Obamacare architect Jonathan Gruber, who embarrassed Democrats by calling American voters stupid in a recently uncovered video, is so toxic to the administration he once worked for that officials want him out of sight when they testify on Capitol Hill next week,
Politico reports.
Rep. Darrell Issa has scheduled Gruber and Marilyn Tavenner, head of the Centers for Medicare & Medicaid Services, to appear together on Tuesday before the House Oversight and Government Reform Committee, although the two will be discussing different subjects.
That pairing has drawn repeated objections from the Obama administration, Politico reports, citing a letter to Issa, committee chairman and California Republican, from an official at Tavenner's parent agency, the Department of Health and Human Services.

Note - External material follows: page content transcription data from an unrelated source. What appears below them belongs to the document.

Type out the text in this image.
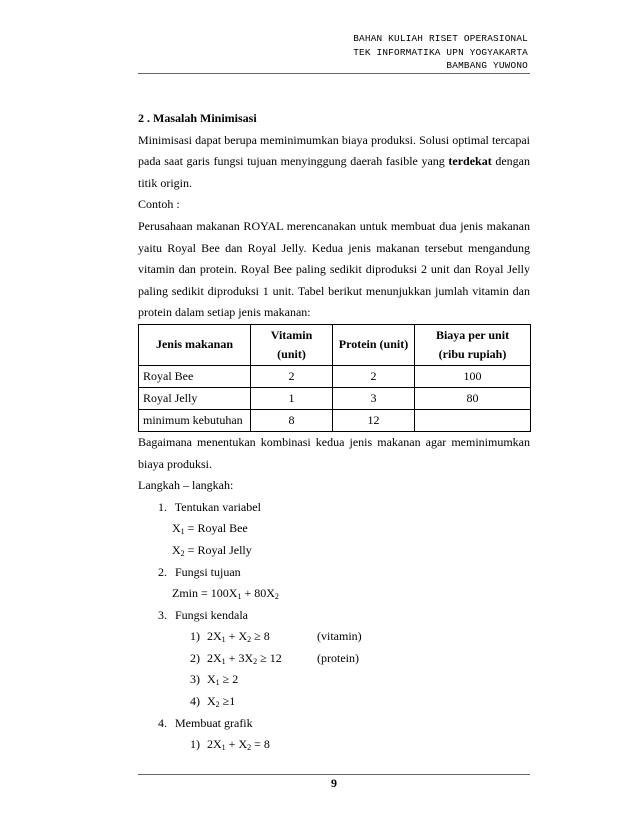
BAHAN KULIAH RISET OPERASIONAL
TEK INFORMATIKA UPN YOGYAKARTA
BAMBANG YUWONO

2 . Masalah Minimisasi

Minimisasi dapat berupa meminimumkan biaya produksi. Solusi optimal tercapai

pada saat garis fungsi tujuan menyinggung daerah fasible yang terdekat dengan

titik origin.

Contoh :

Perusahaan makanan ROYAL merencanakan untuk membuat dua jenis makanan

yaitu Royal Bee dan Royal Jelly. Kedua jenis makanan tersebut mengandung

vitamin dan protein. Royal Bee paling sedikit diproduksi 2 unit dan Royal Jelly

paling sedikit diproduksi 1 unit. Tabel berikut menunjukkan jumlah vitamin dan

protein dalam setiap jenis makanan:

Jenis makanan	Vitamin (unit)	Protein (unit)	Biaya per unit
(ribu rupiah)
Royal Bee	2	2	100
Royal Jelly	1	3	80
minimum kebutuhan	8	12	

Bagaimana menentukan kombinasi kedua jenis makanan agar meminimumkan

biaya produksi.

Langkah – langkah:

1. Tentukan variabel

$X_1$ = Royal Bee

$X_2$ = Royal Jelly

2. Fungsi tujuan

$Zmin = 100X_1 + 80X_2$

3. Fungsi kendala

1) $2X_1 + X_2 \ge 8$	(vitamin)

2) $2X_1 + 3X_2 \ge 12$	(protein)

3) $X_1 \ge 2$

4) $X_2 \ge 1$

4. Membuat grafik

1) $2X_1 + X_2 = 8$

9
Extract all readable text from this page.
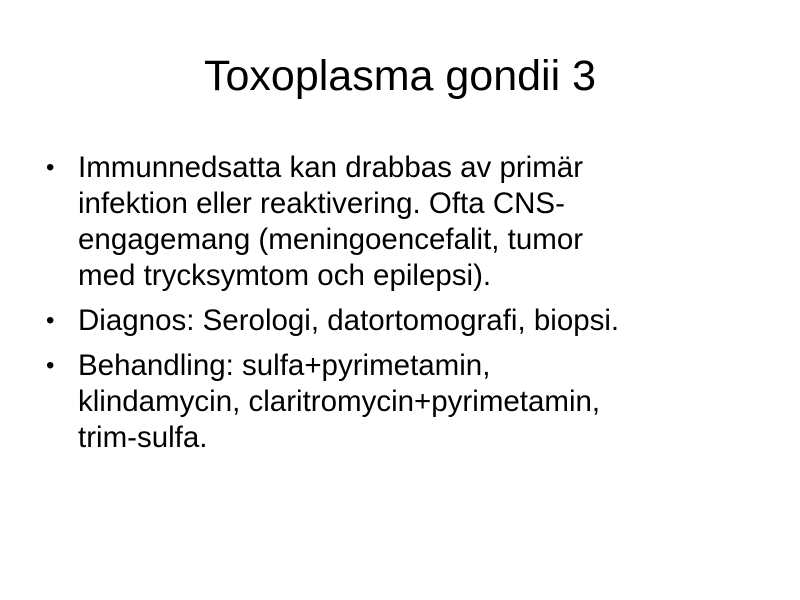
Toxoplasma gondii 3
• Immunnedsatta kan drabbas av primär
infektion eller reaktivering. Ofta CNS-
engagemang (meningoencefalit, tumor
med trycksymtom och epilepsi).
• Diagnos: Serologi, datortomografi, biopsi.
• Behandling: sulfa+pyrimetamin,
klindamycin, claritromycin+pyrimetamin,
trim-sulfa.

"I am writing to reiterate the request made to your staff regarding the structure of the hearing," says the letter, which claims that Tavenner should not have to sit with the likes of Gruber — now a private citizen — on Tuesday.
"Executive Branch officials are almost always afforded an opportunity to testify on a panel either alone or with other government witnesses,” says the letter.
Gruber, an MIT economist, was hired by the administration to help design the health care overhaul championed by President Barack Obama. The Affordable Care Act became law in 2010 without a single Republican vote, and is still a target of court challenges and congressional efforts to repeal parts or all of the statute's various mandates and taxes.
Last month video surfaced of Gruber,
who made millions consulting on Obamacare, telling fellow academics in 2013:
"This bill was written in a tortured way to make sure the CBO [Congressional Budget Office] did not score the [health insurance mandate] as taxes. If CBO scored the mandate as taxes, the bill dies."
He also said: "Lack of transparency is a huge political advantage. Call it the stupidity of the America voter, or whatever."
The video caused a firestorm that had
top Democrats and White House officials fleeing in the opposite direction, and scrambling to downplay Gruber's pivotal role in the law's creation.
The damaging publicity cost Gruber a lucrative health care consulting job for
the state of Vermont and has led to him being called before Congress to explain himself.
Gruber apologized for the remarks, which became material for topical broadcast comedians including Jon Stewart and Bill Maher, and
energized opponents of the law.
A spokeswoman for Issa told Politico that the committee is considering the HHS request for separate hearings.